Cerebrovasc Dis. 2014;37(5):382-8. doi: 10.1159/000362590. Epub 2014 Jun 26.
Despite their different appearance on imaging, hemorrhagic and ischemic vascular lesions frequently co-occur in the brain and are hypothesized to progress concurrently. Although silent hemorrhagic and ischemic vascular brain lesions are highly prevalent in the general population, the concomitant progression of these lesions has only been studied to a limited extent in this population. We therefore aimed to investigate whether pre-existing and incident cerebral microbleeds (CMBs) are related to the progression of ischemic lesions in the general population.
In the prospective population-based Rotterdam Scan Study, 803 individuals aged ≥60 years underwent magnetic resonance imaging at baseline and after an average interval of 3.4 years. The presence of microbleeds and lacunes was visually rated by trained research physicians, and white matter lesions (WMLs) were automatically segmented at both time points. Logistic regression was used to investigate the association of microbleeds with incident lacunes, and linear regression was used to investigate the relation between microbleeds and progression of WML volume. All analyses were adjusted for age, sex and the time interval between baseline and follow-up scanning. The analyses were repeated after additional adjustments for cardiovascular risk factors: blood pressures; total and high-density lipoprotein cholesterol; smoking; diabetes mellitus; lipid lowering, antihypertensive and antiplatelet medications, and apolipoprotein E ε4. The analyses involving WMLs were also adjusted for intracranial volume.
We found that pre-existing microbleeds in any location of the brain were related to a higher incidence of lacunes (odds ratio [OR] adjusted for age, sex and scan interval: 4.67; 95% confidence interval [CI]: 1.84-11.85). Pre-existing microbleeds were not related to progression of WML volume (mean difference in WML volume increase: -0.03; 95% CI: -0.15 to 0.09). Additional adjustments for cardiovascular risk factors did not change the results considerably. Incident microbleeds in any location of the brain were associated with a higher incidence of lacunes (OR: 9.18; 95% CI: 3.61-23.35), whereas only incident microbleeds located in cortico-subcortical regions were related to progression of WML volume (mean difference in WML volume increase: 0.41; 95% CI: 0.21-0.62). Again, adjustments for cardiovascular risk factors did not change the results significantly.

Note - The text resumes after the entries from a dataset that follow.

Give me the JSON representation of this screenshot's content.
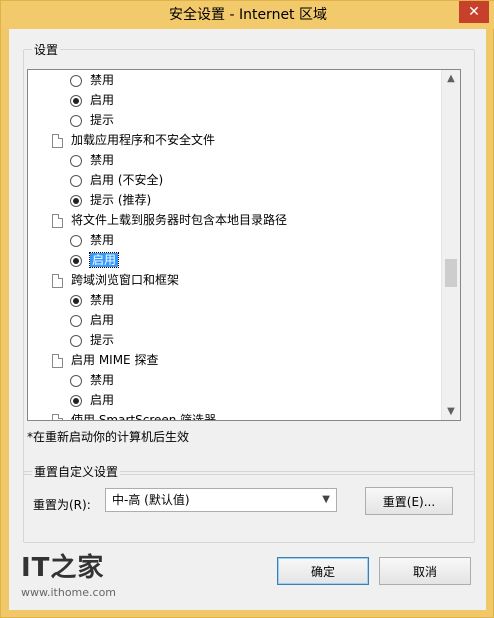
{
  "window": {
    "title": "安全设置 - Internet 区域",
    "close_glyph": "✕"
  },
  "settings": {
    "legend": "设置",
    "items": [
      {
        "type": "option",
        "label": "禁用",
        "checked": false
      },
      {
        "type": "option",
        "label": "启用",
        "checked": true
      },
      {
        "type": "option",
        "label": "提示",
        "checked": false
      },
      {
        "type": "heading",
        "label": "加载应用程序和不安全文件"
      },
      {
        "type": "option",
        "label": "禁用",
        "checked": false
      },
      {
        "type": "option",
        "label": "启用 (不安全)",
        "checked": false
      },
      {
        "type": "option",
        "label": "提示 (推荐)",
        "checked": true
      },
      {
        "type": "heading",
        "label": "将文件上载到服务器时包含本地目录路径"
      },
      {
        "type": "option",
        "label": "禁用",
        "checked": false
      },
      {
        "type": "option",
        "label": "启用",
        "checked": true,
        "selected": true
      },
      {
        "type": "heading",
        "label": "跨域浏览窗口和框架"
      },
      {
        "type": "option",
        "label": "禁用",
        "checked": true
      },
      {
        "type": "option",
        "label": "启用",
        "checked": false
      },
      {
        "type": "option",
        "label": "提示",
        "checked": false
      },
      {
        "type": "heading",
        "label": "启用 MIME 探查"
      },
      {
        "type": "option",
        "label": "禁用",
        "checked": false
      },
      {
        "type": "option",
        "label": "启用",
        "checked": true
      },
      {
        "type": "heading",
        "label": "使用 SmartScreen 筛选器"
      }
    ],
    "scroll_position": 0.55,
    "footnote": "*在重新启动你的计算机后生效"
  },
  "reset": {
    "legend": "重置自定义设置",
    "reset_to_label": "重置为(R):",
    "selected_level": "中-高 (默认值)",
    "reset_button": "重置(E)..."
  },
  "buttons": {
    "ok": "确定",
    "cancel": "取消"
  },
  "watermark": {
    "logo": "IT之家",
    "url": "www.ithome.com"
  },
  "colors": {
    "title_bar": "#f2c96b",
    "selection": "#3399ff",
    "close_button": "#c7402c"
  },
  "icons": {
    "item": "document-icon",
    "option": "radio-icon",
    "dropdown": "chevron-down-icon"
  }
}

Our findings suggest that in the general population, CMBs serve as a predictor of ischemic brain lesions and may represent an imaging marker of active vasculopathy. These results support the hypothesis of a common underlying pathway in the development of ischemic and hemorrhagic brain lesions.
尽管出血性和缺血性血管病变在影像学上表现不同,但它们在大脑中经常同时出现,并且据推测会同时进展。虽然无症状性出血性和缺血性脑血管病变在普通人群中非常普遍,但在该人群中,这些病变的伴随进展仅在有限程度上得到研究。因此,我们旨在调查既往存在的和新发的脑微出血(CMB)是否与普通人群中缺血性病变的进展有关。
在基于人群的前瞻性鹿特丹扫描研究中,803名年龄≥60岁的个体在基线时以及平均间隔3.4年后接受了磁共振成像检查。训练有素的研究医师通过视觉评估微出血和腔隙的存在情况,并且在两个时间点对白质病变(WML)进行自动分割。使用逻辑回归来研究微出血与新发腔隙的关联,使用线性回归来研究微出血与WML体积进展之间的关系。所有分析均针对年龄、性别以及基线和随访扫描之间的时间间隔进行了调整。在对心血管危险因素进行额外调整后重复分析:血压;总胆固醇和高密度脂蛋白胆固醇;吸烟;糖尿病;降脂、抗高血压和抗血小板药物,以及载脂蛋白Eε4。涉及WML的分析还针对颅内体积进行了调整。
我们发现,大脑任何部位既往存在的微出血与腔隙的更高发生率相关(调整年龄、性别和扫描间隔后的优势比[OR]:4.67;95%置信区间[CI]:1.84 - 11.85)。既往存在的微出血与WML体积的进展无关(WML体积增加的平均差异:-0.03;95%CI:-0.15至0.09)。对心血管危险因素进行额外调整并没有显著改变结果。大脑任何部位新发的微出血与腔隙的更高发生率相关(OR:9.18;95%CI:3.61 - 23.35),而仅位于皮质 - 皮质下区域的新发微出血与WML体积的进展有关(WML体积增加的平均差异:0.41;95%CI:0.21 - 0.62)。同样,对心血管危险因素进行调整并没有显著改变结果。
我们的研究结果表明,在普通人群中,CMB可作为缺血性脑病变的预测指标,并且可能代表活跃血管病变的一种影像学标志物。这些结果支持了缺血性和出血性脑病变发展存在共同潜在途径的假说。